A Translational Drug Screening Platform for Improving the Safety of First-Line Anti-Cancer Therapeutics
Challa, Anup Prasant Aron
Despite the potency of most first-line anti-cancer drugs, non-adherence to these drug regimens remains high and is attributable to the prevalence of “off-target” drug effects that result in serious, adverse events (SAEs) like hair loss, vomiting, and diarrhea. Some anti-cancer drugs are converted by homeostatic host metabolism to form drug-glucuronide conjugates; these sugar-conjugated metabolites are generally inactive and can be safely excreted via the biliary system into the gastrointestinal tract. However, β-glucuronidase (bGUS) enzymes expressed by commensal gut bacteria can remove glucuronic acid moieties, producing reactivated drugs and triggering dose-limiting side effects.

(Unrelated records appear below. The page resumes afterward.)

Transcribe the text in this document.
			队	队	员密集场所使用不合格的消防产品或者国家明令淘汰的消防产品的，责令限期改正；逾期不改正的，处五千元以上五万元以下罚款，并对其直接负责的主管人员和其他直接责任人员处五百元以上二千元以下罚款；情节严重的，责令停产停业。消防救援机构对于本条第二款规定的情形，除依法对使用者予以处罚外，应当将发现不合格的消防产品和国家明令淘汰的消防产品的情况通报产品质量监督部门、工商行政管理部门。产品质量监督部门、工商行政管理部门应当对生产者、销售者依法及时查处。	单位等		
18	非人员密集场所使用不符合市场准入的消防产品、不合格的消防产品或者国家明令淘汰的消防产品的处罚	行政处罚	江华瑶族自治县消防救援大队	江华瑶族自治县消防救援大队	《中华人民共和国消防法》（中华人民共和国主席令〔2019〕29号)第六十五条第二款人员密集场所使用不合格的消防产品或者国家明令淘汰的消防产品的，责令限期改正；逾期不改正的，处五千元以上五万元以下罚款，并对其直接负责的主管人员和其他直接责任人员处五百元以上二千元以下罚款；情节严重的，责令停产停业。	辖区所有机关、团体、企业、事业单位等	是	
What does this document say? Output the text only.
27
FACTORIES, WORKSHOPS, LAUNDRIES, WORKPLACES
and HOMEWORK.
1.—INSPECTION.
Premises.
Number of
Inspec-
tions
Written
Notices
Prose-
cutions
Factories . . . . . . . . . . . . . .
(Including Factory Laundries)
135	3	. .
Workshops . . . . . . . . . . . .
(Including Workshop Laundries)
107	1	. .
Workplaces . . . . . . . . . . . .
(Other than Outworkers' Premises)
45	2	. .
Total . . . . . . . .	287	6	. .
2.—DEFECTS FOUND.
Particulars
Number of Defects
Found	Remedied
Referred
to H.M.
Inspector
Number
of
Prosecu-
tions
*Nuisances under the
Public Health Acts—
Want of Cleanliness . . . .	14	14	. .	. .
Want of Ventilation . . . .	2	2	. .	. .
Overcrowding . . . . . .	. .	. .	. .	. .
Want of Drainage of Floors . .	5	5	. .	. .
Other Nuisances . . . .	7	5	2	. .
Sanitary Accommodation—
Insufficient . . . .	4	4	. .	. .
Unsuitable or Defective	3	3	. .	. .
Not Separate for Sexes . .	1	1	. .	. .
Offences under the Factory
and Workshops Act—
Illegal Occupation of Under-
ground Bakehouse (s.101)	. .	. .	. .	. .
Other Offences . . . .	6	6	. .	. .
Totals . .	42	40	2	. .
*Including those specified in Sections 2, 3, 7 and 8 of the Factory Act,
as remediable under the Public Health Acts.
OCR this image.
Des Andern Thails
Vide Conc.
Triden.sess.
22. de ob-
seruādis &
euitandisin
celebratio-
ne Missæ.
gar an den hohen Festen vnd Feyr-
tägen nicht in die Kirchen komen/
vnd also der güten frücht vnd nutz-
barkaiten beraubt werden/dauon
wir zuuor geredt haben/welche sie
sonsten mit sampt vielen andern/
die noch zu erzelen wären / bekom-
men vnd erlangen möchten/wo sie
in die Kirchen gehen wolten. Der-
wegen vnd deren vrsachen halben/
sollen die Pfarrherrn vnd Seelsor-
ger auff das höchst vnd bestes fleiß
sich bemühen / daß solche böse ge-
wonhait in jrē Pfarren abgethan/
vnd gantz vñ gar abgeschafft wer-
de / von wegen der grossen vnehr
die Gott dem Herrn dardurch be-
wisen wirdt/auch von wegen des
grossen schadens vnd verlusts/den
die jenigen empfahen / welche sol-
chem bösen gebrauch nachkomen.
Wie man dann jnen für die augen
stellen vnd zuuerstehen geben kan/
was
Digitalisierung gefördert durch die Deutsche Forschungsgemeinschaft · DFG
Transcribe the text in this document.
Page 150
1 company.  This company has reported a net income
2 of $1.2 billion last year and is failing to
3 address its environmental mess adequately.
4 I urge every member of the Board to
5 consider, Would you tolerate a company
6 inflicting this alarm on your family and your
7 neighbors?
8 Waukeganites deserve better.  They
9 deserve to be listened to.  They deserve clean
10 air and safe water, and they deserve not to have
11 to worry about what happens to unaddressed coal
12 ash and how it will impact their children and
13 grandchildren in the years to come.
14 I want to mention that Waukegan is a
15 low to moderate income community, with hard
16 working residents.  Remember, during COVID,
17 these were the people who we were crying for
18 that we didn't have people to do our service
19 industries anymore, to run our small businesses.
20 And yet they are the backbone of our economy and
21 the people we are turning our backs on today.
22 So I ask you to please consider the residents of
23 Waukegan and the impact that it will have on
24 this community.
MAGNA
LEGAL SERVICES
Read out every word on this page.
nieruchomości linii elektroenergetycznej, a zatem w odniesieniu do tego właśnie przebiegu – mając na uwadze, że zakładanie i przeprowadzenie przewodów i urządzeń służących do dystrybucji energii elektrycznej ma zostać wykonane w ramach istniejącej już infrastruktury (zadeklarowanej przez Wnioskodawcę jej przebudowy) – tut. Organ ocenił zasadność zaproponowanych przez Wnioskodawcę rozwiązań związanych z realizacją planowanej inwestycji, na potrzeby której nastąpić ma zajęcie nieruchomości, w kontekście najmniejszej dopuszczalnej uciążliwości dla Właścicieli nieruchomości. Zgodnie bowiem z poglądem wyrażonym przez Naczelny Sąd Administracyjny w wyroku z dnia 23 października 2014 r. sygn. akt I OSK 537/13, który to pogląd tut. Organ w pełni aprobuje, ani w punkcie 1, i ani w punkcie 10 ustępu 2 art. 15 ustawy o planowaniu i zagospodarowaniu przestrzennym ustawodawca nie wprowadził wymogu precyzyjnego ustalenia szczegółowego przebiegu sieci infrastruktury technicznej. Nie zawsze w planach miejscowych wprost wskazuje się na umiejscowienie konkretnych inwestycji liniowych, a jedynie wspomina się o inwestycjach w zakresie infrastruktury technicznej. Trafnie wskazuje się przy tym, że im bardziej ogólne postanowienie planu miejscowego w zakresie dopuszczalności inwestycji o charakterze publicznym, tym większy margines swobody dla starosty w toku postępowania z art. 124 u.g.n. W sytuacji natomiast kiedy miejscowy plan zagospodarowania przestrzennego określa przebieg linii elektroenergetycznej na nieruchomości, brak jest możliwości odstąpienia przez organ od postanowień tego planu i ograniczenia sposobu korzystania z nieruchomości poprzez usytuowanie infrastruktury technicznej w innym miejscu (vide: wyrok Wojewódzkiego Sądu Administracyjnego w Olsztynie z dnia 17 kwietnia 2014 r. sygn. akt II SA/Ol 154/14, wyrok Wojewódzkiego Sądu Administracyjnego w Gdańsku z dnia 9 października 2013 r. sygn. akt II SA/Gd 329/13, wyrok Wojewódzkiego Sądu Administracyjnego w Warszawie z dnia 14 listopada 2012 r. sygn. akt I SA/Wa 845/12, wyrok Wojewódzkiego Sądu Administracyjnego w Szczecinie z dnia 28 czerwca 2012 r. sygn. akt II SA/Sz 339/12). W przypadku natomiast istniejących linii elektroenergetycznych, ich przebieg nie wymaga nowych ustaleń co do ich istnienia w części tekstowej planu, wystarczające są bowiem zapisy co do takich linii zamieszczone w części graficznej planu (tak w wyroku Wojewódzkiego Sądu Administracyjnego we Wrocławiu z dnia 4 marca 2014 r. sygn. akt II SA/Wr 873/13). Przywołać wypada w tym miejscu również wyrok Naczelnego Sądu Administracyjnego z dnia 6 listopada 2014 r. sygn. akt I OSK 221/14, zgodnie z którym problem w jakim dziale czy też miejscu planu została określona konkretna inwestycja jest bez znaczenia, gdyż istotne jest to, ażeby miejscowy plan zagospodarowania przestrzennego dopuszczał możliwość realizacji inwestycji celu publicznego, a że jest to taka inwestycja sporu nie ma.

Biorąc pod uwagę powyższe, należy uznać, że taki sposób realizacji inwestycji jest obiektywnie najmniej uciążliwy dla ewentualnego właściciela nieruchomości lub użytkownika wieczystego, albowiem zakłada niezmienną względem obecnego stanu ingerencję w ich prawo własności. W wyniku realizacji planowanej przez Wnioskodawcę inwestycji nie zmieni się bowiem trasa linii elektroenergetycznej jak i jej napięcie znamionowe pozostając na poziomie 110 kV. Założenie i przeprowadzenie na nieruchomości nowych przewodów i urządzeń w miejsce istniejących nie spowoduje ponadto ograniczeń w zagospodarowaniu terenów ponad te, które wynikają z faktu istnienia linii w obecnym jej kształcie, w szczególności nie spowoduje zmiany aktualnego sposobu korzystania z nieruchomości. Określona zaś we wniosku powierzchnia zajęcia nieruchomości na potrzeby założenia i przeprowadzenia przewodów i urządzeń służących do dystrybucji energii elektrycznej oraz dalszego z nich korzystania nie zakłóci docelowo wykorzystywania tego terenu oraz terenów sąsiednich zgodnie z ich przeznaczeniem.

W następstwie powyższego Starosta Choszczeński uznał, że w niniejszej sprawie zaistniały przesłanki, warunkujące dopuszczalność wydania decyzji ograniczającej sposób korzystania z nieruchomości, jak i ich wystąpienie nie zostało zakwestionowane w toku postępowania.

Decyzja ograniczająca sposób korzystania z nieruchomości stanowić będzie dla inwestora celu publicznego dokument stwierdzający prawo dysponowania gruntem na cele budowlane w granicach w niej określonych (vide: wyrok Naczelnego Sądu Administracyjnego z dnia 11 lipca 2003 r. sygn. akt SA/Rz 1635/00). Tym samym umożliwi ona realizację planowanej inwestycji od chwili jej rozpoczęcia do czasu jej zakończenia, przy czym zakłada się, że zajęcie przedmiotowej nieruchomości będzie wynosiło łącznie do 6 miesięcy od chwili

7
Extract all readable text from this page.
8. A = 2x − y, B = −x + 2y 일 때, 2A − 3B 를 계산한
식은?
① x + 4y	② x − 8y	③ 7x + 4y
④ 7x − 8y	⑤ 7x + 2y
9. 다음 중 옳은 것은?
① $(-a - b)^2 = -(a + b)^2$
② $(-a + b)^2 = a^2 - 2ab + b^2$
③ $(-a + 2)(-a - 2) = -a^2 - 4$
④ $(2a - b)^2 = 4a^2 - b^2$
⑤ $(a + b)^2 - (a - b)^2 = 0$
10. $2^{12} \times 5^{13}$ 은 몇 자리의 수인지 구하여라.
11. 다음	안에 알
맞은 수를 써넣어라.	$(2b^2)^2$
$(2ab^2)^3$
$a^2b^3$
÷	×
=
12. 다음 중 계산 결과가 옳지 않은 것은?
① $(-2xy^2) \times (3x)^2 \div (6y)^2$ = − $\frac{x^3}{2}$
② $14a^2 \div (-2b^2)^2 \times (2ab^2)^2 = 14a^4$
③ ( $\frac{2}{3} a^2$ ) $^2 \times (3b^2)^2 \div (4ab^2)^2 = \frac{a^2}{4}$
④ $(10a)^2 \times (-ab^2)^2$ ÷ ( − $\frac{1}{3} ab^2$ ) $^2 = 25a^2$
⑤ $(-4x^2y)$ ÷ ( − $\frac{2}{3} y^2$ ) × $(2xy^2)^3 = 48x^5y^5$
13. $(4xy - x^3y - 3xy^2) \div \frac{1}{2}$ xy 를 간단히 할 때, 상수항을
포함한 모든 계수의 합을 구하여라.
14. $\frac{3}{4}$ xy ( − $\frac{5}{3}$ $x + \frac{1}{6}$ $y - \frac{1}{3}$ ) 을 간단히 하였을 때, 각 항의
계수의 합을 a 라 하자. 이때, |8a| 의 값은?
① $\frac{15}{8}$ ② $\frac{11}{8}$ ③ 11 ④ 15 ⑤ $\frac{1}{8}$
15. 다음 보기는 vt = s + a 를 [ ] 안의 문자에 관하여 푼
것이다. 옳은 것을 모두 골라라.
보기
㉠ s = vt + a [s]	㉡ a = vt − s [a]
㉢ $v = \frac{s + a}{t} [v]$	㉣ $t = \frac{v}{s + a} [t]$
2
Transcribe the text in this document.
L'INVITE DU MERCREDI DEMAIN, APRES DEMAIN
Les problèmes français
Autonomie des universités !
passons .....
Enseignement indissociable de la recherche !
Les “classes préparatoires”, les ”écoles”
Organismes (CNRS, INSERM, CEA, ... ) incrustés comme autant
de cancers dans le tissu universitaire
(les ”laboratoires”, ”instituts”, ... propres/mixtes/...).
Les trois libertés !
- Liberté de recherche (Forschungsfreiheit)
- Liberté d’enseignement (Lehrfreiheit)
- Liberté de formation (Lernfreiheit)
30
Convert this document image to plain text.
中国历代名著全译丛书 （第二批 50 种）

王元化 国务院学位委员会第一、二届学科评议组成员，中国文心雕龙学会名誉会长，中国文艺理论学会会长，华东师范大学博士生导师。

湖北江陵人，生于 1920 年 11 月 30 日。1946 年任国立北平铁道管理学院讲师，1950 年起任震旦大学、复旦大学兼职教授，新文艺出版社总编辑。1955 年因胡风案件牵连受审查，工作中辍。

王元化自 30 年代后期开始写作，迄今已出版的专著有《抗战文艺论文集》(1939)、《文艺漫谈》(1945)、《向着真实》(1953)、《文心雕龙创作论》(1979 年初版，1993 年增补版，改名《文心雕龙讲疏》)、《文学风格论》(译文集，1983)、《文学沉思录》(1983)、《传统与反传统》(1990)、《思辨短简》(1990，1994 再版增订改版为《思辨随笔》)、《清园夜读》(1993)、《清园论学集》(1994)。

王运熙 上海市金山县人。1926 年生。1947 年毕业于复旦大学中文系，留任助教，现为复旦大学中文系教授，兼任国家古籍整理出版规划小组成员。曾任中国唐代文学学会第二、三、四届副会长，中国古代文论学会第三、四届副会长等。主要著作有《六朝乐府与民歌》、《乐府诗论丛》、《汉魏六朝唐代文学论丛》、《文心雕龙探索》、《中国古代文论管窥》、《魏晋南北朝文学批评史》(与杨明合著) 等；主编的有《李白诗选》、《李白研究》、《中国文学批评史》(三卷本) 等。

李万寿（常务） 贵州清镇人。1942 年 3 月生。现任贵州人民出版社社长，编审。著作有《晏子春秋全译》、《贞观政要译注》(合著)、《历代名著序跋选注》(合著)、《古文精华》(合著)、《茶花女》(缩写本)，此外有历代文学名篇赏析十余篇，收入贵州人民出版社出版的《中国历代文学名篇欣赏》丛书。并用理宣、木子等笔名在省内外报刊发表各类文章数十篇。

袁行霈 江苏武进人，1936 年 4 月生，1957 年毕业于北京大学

Small-molecule bGUS inhibitors may reduce this drug-induced gut toxicity, allowing patients to complete their full course of treatment. Herein, we report the discovery of a novel chemical series of bGUS inhibitors by structure-based virtual high-throughput screening (vHTS). We developed homology models for bGUS and applied them to largescale vHTS against ~400,000 compounds within the chemical libraries of the National Institutes of Health. From the vHTS results, we cherrypicked 291 compounds via a multifactor prioritization procedure, providing 68 diverse chemotypes that exhibited inhibitory activity in a follow-up bGUS biochemical assay in vitro. Our findings give a hit rate of 24% and could therefore inform the successful downstream development of a therapeutic adjunct that targets the human microbiome to prevent SAEs associated with standard-of-care anti-cancer drugs.